Wednesday, November 9, 2011

special guest sketchbook profile: Kim Rae Nugent

Kim Rae Nugent  is a mixed-media artist/teacher from Fredonia, Wisconsin who enjoys sharing her passion of the creative process. She has spent her life cultivating her skills in collage, oil painting, sculpture, sewing, altered books and assemblage, often cross pollinating mediums for unique and exciting projects. Her love of nature and animals is often reflected in her art. She believes that it doesn’t take a degree or a style of realism to be an artist, only a desire, and wishes to instill that belief in her students.

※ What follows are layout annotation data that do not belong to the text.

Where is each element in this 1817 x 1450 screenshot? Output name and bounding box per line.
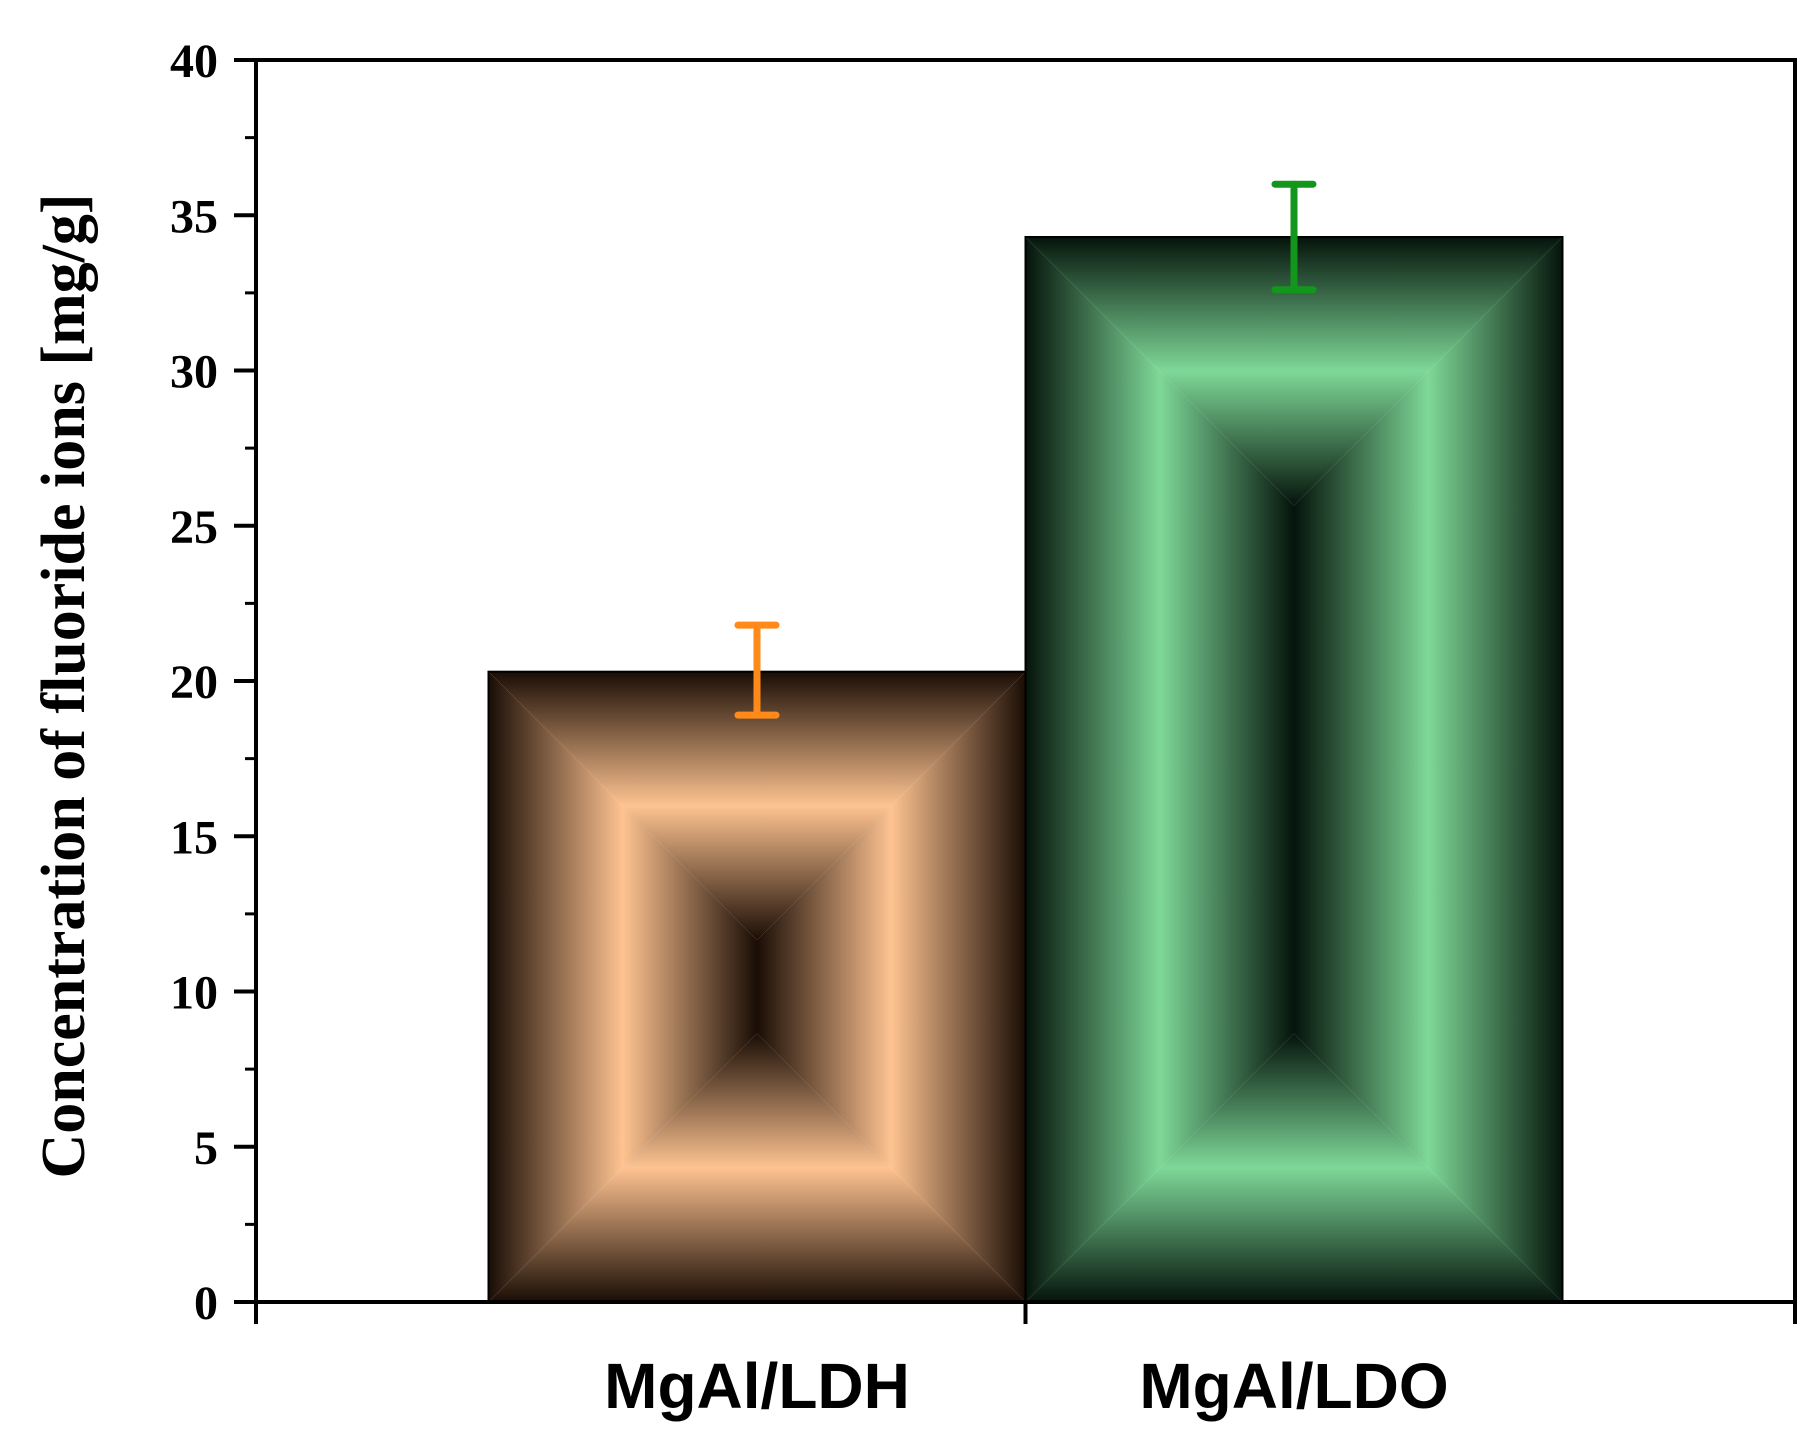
y-tick-label: 20	[170, 656, 218, 709]
y-tick-label: 30	[170, 346, 218, 399]
y-tick-label: 0	[194, 1277, 218, 1330]
bar-face-right	[1294, 236, 1563, 1303]
y-tick-label: 15	[170, 811, 218, 864]
x-tick-label: MgAl/LDO	[1139, 1350, 1448, 1422]
axes-layer	[234, 58, 1797, 1324]
y-tick-label: 5	[194, 1122, 218, 1175]
x-tick-label: MgAl/LDH	[604, 1350, 910, 1422]
y-tick-label: 35	[170, 190, 218, 243]
y-axis-title: Concentration of fluoride ions [mg/g]	[30, 193, 98, 1178]
bar-face-bottom	[488, 1033, 1026, 1302]
bar-face-left	[488, 671, 757, 1302]
bar-face-bottom	[1025, 1033, 1563, 1302]
bar-face-right	[757, 671, 1026, 1302]
bar-mgal-ldh	[487, 670, 1027, 1303]
y-tick-label: 40	[170, 35, 218, 88]
bar-face-top	[1025, 236, 1563, 506]
labels-layer: Concentration of fluoride ions [mg/g] Mg…	[30, 35, 1449, 1422]
bar-mgal-ldo	[1024, 235, 1564, 1304]
bar-face-left	[1025, 236, 1294, 1303]
y-tick-label: 10	[170, 967, 218, 1020]
bar-face-top	[488, 671, 1026, 941]
error-bar-mgal-ldh	[734, 621, 780, 719]
error-bars-layer	[734, 180, 1317, 719]
y-tick-label: 25	[170, 501, 218, 554]
bars-layer	[487, 235, 1564, 1304]
error-bar-mgal-ldo	[1271, 180, 1317, 294]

Why do you keep a sketchbook and how often do you work in it?
I have kept some sort of a sketchbook since the time I could write and draw. I feel compelled to record my thoughts, experiences and ideas. My thoughts often seem insignificant and boring to me when I am writing them down, but they capture a moment in time. I am always delighted to reread older journals, they give me forgotten insight into what I was thinking and what was going on in my life at a particular time. My sketchbook is something I do for myself.  I use my everyday sketchbook for several purposes: It is a place to experiment with new art techniques: I like to record quotes that I find inspiring and draw an image to go with the quote or vice versa; I particularily like to record the steps in making and what I am thinking while creating a piece of art. The research of an art project is an important part of the process for me. Sometimes I simply draw in my sketchbook to keep in practice.
 My journaling tends to be sporadic. Sometimes I sketch everyday or even multiple entries in one day. Other times I don't journal for weeks. I tend to feel more organized and complete when I journal on a regular basis. Journaling gives me a sense of accomplishment, helps me focus, prioratize, and declutter my brain.

Do you work in just one at a time or do you have several going at once?
I tend to have several sketchbooks going at once. Only recently, in the past few years have I been able to mainly focus on one journal at a time that I call my everyday journal. They take about six months to 1 year to complete. I have found such satisfaction in completely filling a journal. I also like to make event journals. Just recently I completed a tiny 4" x 3" journal of a 10 day road trip that my husband and I went on to Idaho. The 72 pages, although tiny proved to be a daunting task. This journal comprised everything artful that I  created in 20 days. I also have made a retreat sketchbooks that hold everything possible from the retreat including trades, ephemera an baubles from the event.
What's your preferred format (sketchbook size, type of paper, single sheet,spiral bound etc?) and preferred medium for using in your sketchbook? watercolor, pen, pencil, crayon, collage etc?

I have found that I prefer to make my own journals by tearing down sheets of 140lb cold press paper and binding them with a coptic stitch. I prefer the coptic stitch for it's beauty and the sketchbooks ability to lie open flat. I like the challenge of working in a variety of sizes for different projects but my favorite size lately to work in for my everyday journal is about 6" x 8".  My prefered medium is whatever catches my fancy for the day. The 140lb cold press watercolor paper accepts almost any media. I also like to glue in tracing paper for different layers.

What advice do you have for someone who wants to keep a sketchbook but doesn't know how to begin? 
I would suggest finding a spiral bound sketchbook that can lie open flat and has heavy watercolor paper enabling you to try any medium. Find a simple technique that you would like to try and just start. Classes or groups such as this one is also a wonderful way to jump start your journey into sketchbooks.  Also don't give in to poor experiences from school days. I have found that tasks that seemed impossible when I was younger are much easier just from combined life experiences. The only way to improve is through practice. Embrace beginning sketchbook pages to go back to and see just how far you have progressed in your artful journey.

Anything else you'd like to add?
Sketchbooks are a wonderful way to organize your thoughts, ideas and artistic experiments in one place, rather than a pile of loose drawings and notes. I have found my journal to be an extension or starting point to my other art.


  1. Kim is one of the most talented artists I have ever met. She works in many mediums, and masters them all with her creativity and craftsmanship.
    She is also a wonderfully kind friend, and for those reasons was one of the contributors in my book.

    Check out her blog, you will be impressed!

  2. I LOVE the sketchbook Challenge (though I haven't participated as much as I wanted!). It's wonderful to see so many different ways to sketch and journal ... so, I've given you the Liebster "favorite" Blog award ... I food blog, but wanted all my readers so see your cool place here ...

  3. I was fortunate to get the chance to take Kim's Interactive Art Journal workshop this summer and to see her journals in person. She's a great inspiration!